Гренландские охотники - настоящие сильные люди, привыкшие к суровой трудовой жизни, полной лишений. Создание их законов обошлось без вмешательства Ликурга, их установили условия жизни. Это героический народ, и я рискну заявить, что на стенах домиков из дерна, в которых живут пятнадцать тысяч мирных гренландцев, висит в рамках больше датских королевских дипломов за исключительную храбрость, чем мы можем предъявить медалей конгресса, приходящихся на миллионы людей.

Гренландцы - настоящие люди: они безропотно переносят лишения, ведут трудную жизнь под открытым небом, выполняют тяжелую работу, терпят голод, холод, комаров. То же можем делать и мы.

В горячем цехе на заводе Форда в Детройте работают преимущественно негры: установлено, что они переносят жару лучше белых. В этом, может быть, сказываются расовые различия, а может быть, годы работ на хлопковых плантациях Юга. В экспедиции Пири к Северному полюсу был негр. Когда-то говорили, что эскимосы не долго могут жить в умеренном климате. Это чистый вздор: очень много эскимосов живет в Дании. Широко распространено мнение, будто бы эскимосы не так, как мы, ощущают холод. Вероятно, и это миф. Во всяком случае, их толстые щеки не дают им никаких преимуществ: они обмораживаются быстрее наших худых лиц. И бок о бок с этими чистокровными эскимосами работают "белые гренландцы". Вторые ничуть не лучше первых, но такие же хорошие. Если белый захочет, то может выдержать очень многое. И к тому же с удовольствием. Вы сомневаетесь?

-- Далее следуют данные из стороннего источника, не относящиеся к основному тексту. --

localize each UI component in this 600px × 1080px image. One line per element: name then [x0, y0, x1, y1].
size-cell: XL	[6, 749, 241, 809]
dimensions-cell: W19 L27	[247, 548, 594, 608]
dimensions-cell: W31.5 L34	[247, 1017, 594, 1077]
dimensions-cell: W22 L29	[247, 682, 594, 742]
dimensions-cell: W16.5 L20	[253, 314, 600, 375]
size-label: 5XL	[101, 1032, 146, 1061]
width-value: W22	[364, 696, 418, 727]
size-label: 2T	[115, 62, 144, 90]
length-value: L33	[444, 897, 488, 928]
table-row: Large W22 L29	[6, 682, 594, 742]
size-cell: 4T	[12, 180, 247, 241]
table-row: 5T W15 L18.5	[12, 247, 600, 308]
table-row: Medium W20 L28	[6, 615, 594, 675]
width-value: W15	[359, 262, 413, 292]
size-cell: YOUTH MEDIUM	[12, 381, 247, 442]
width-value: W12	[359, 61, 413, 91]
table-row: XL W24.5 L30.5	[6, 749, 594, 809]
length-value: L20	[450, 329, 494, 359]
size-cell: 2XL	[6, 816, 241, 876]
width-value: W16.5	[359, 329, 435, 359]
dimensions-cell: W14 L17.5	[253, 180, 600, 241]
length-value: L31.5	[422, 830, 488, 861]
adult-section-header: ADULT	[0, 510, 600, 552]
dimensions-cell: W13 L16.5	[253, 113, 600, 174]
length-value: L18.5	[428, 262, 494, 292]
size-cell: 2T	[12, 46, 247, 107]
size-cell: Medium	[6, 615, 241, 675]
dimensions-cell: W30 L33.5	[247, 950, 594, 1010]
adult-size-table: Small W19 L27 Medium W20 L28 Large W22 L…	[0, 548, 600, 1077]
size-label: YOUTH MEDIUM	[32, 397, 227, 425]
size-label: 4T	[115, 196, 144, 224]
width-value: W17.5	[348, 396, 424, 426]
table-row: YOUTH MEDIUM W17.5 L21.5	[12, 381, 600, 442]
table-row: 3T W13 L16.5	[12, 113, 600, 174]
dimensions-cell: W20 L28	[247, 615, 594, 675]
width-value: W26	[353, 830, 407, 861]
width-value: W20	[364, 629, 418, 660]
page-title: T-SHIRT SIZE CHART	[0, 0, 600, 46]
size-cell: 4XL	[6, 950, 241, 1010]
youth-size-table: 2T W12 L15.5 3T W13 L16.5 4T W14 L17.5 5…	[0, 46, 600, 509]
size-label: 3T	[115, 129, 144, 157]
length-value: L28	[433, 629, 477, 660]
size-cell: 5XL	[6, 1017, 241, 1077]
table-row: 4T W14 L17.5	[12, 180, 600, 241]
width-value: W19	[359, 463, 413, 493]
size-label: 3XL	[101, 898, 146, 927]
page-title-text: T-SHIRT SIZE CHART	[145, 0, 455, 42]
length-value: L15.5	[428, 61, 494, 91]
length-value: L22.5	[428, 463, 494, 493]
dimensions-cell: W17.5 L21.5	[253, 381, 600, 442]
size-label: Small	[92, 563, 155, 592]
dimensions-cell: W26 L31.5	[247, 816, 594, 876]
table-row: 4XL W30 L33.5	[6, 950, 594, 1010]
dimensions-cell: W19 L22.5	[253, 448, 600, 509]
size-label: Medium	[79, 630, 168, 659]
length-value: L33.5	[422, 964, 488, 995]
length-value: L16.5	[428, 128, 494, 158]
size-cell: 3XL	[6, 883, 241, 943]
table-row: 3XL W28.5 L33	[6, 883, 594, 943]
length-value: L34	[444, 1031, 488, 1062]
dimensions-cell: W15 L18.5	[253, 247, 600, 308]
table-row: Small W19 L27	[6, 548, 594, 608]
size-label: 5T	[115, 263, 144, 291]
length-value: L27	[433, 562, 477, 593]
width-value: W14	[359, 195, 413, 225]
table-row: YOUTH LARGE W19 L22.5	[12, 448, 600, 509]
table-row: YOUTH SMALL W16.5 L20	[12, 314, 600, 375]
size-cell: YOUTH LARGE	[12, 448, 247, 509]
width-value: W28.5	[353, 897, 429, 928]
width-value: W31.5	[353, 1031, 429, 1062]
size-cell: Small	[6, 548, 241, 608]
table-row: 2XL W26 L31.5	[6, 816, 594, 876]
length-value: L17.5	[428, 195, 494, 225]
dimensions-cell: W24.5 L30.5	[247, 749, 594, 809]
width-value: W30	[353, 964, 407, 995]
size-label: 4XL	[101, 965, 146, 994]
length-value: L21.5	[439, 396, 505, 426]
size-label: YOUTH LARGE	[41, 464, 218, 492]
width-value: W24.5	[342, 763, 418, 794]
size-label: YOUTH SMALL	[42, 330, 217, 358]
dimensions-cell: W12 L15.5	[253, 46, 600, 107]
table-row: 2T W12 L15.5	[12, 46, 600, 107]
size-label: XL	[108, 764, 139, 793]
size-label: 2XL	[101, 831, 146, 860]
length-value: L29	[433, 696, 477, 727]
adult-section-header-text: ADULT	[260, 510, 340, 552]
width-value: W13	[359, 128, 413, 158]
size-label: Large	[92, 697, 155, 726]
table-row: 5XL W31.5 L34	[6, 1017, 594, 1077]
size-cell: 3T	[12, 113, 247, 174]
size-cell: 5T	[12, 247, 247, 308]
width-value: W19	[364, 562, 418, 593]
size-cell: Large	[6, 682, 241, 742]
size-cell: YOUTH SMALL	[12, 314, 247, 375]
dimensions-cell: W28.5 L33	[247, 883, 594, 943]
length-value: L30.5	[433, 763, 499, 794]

Мой сын, четырнадцатилетний мальчик (я сейчас пишу о событиях 1935 года), в феврале ездил вместе с почтой в Уманак. Они попробовали проехать по одному маршруту, но, натолкнувшись на тонкий лед, избрали другой, проход по суше у начала фьорда Кангердлугсуак. Дорога все время была плохая: на льду, покрытом снегом, они провалились в воду; на берегу лежал глубокий снег, намело большие сугробы. Для перехода по суше в нормальных условиях требовалось от двух до трех часов; у них он занял почти два дня. Они четыре дня добирались до Уманака, проведя две ночи под открытым небом. Стояли самые холодные дни, температура опускалась до -35° и -40°. Два гренландца (вся группа состояла из четырех человек) были одеты в оленьи шкуры. Мальчик не захотел взять свою меховую одежду: "Слишком жарко в ней", - сказал он. Все четверо спали, сидя в палатке на санях сына размером три фута на шесть. Мальчик отморозил нос, все гренландцы отморозили носы и щеки, а один охромел от растяжения связок ("подвернул ногу в колене"); сын мой вернулся домой в хорошей форме и очень веселый: "Здорово было!"